U.S. films fill Directors’ Fortnight

Cannes sidebar lineup announced

PARIS — The U.S. has a hefty five titles in the Cannes Film Festival’s Directors’ Fortnight sidebar lineup, announced today, only just behind France’s six films.

However, Ramin Bahrani’s “Chop Shop,” about immigrant New Yorkers in Brooklyn, will be the only real surprise.

Three other films in the main selection, Julianne Moore starrer “Savage Grace,” Robinson Devor’s “Zoo” and Gregg Araki’s “Smiley Face,” have all screened previously in other festivals (the latter two in Sundance).

The fifth U.S. pic is William Friedkin’s 1980 film “Cruising,” with Al Pacino.

Bestiality, in “Zoo,” and husband-beating, in Jan Bonny’s German title “Gegenuber,” are among the unlikelier themes in the Euro-heavy lineup that includes nine first films.

Close human relationships — or their absence — are the predominant theme in pics such as previous Directors’ Fortnight selectee “Avant que j’oublie,” a Jacques Nolot pic about a 58-year-old loner dealing with the death of a friend and AIDS; Lenny Abrahamson’s Irish pic “Garage,” featuring a star turn by thesp Pat Shortt as a lonely misfit working in an isolated gas station; and “Gegenuber,” about a cop who is the unlikely victim of domestic violence.

Brillante Mendoza’s Filipino pic “Foster Child” concerns a poor foster family’s attachment to a 3-year-old who is about to be adopted by an American family; Pedro Aguilera’s Spanish-Mexican co-production “La influencia” centers on a mother who can’t cope; Mia Hansen-Love’s “All Is Forgiven” is an autobiographical tale about a 17-year-old getting back in touch with her estranged father.

“This year, Directors’ Fortnight is all about human emotion, about intimate relationships, grieving, passion, love. A lot of the films are very moving, very heartrending,” the sidebar’s artistic director Olivier Pere told Daily Variety.

Selectors viewed around 1,000 submissions this year, he said.

Fortnight bows May 19, the day after the main festival, with this year’s previously announced opener “Control,” a biopic about the life and early suicide of Ian Curtis, lead singer of the English rock band Joy Division.

Other real-life relationships also are in the mix.
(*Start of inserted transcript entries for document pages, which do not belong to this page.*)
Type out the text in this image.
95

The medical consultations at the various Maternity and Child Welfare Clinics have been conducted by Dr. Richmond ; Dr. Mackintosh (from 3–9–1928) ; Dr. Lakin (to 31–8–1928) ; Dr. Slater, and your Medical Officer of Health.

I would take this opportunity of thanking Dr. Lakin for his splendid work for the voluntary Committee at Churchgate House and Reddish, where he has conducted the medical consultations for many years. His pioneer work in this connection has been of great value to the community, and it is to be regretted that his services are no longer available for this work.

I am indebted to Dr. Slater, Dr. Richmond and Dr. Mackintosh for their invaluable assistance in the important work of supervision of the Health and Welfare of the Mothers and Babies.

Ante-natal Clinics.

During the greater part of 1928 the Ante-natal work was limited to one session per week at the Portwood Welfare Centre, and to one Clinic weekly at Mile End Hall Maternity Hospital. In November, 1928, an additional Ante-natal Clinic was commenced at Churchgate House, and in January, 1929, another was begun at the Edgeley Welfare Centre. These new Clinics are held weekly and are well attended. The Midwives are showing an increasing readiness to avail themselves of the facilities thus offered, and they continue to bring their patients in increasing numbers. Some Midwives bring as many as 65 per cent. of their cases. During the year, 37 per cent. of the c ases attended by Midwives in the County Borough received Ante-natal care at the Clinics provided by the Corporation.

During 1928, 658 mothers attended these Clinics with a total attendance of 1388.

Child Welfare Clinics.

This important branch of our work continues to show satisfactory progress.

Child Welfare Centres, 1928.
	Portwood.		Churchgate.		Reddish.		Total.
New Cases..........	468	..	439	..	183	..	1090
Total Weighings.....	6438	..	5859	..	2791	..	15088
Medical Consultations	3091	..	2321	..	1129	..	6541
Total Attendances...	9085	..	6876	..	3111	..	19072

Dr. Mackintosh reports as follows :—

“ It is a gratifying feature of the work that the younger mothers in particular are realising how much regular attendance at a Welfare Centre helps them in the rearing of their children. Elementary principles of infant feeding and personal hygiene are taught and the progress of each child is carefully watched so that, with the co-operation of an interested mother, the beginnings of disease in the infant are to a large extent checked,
French actress Sandrine Bonnaire’s first feature-length film as a helmer, “Elle s’appelle Sabine,” is a documentary about her autistic sister.
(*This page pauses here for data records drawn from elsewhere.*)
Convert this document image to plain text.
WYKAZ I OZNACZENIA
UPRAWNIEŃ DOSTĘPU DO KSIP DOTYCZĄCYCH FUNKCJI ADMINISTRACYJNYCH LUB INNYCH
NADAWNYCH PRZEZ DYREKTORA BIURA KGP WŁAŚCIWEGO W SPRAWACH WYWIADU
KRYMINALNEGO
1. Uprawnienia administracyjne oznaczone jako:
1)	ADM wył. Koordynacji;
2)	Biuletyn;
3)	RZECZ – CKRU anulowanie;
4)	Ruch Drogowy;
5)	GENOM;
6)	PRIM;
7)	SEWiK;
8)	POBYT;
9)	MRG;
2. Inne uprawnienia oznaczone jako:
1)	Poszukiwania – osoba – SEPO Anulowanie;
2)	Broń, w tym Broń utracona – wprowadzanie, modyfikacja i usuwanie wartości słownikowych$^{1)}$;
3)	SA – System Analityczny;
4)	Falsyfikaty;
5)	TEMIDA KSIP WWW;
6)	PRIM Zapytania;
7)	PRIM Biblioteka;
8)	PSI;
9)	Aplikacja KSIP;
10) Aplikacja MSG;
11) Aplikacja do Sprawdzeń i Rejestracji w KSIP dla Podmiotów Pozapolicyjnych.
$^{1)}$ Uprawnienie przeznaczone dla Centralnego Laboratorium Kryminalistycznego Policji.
“The film was a surprise because of its subject and the adept way Bonnaire has handled its telling, with just the right amount of distance,” Pere said.

Also upping the selection’s star power this year is Catherine Deneuve, in Gael Morel’s “Apres lui,” while Gallic thesps Sylvie Testud and Pascal Greggory topline Serge Bozon’s “La France,” about a wife who goes in search of her missing husband in WWI.

Sex in different guises also is on the menu this year, in Pen-ek Ratanaruang’s “Ploy,” an erotic psychological thriller from Thailand, and in American helmer Devor’s unusual docu “Zoo,” about a Seattle family man who belonged to a secret club of bestiality devotees.

Spiros Stathoulopoulos’ Colombian film “PVC-1” is another pic based on a true-life story, this time about a hostage turned into a human time-bomb by her kidnappers. Entire one-hour, 40-minute pic movie shot in a single take.

“It is very effective, very gripping,” Pere said.

Conversely, Japanese TV star Hitoshi Matsumoto’s comic helming debut, the live action and f/x pic “Dai Nippon jin,” is a fantasy about a TV crew that follows a down-and-out fellow who turns out to be an unloved superhero.

Pic provides a rare dose of humor in the lineup this year with “Smiley Face.”

Society’s ails are the subject of Nicolas Klotz’s novel adaptation “The Heartbeat Detector,” about a human resources department psychologist who stumbles on some dark secrets in his petrochemical company. Sidebar also contains an omnibus film, “The State of the World,” made to mark the 50th anniversary of Portugal’s Gulbenkian Foundation, with contributions from Apichatpong Weerasethakul, Vicente Ferraz, Ayisha Abraham, Wang Bing, Pedro Costa and Chantal Akerman.

Lebanon has two very different pics in the lineup, the societal comedy “Caramel,” from popvid helmer Nadine Labaki, and “A Lost Man,” by Danielle Arbid, who was in Directors’ Fortnight in 2004 with her helming debut, “In the Battlefields.” New pic about a photographer’s voyeuristic experiences in nighttime Beirut is inspired by real-life photographer Antoine d’Agata.

“It’s very beautiful, very modern,” Pere said.

Sidebar will close with the “poetic” Brazilian pic “Mutum,” about young kids in an isolated farm in Brazil.

In addition to its usual lineup of new short films, some 10 titles this year, sidebar will also screen restored copies of classic French shorts “The Red Balloon” and “White Mane.”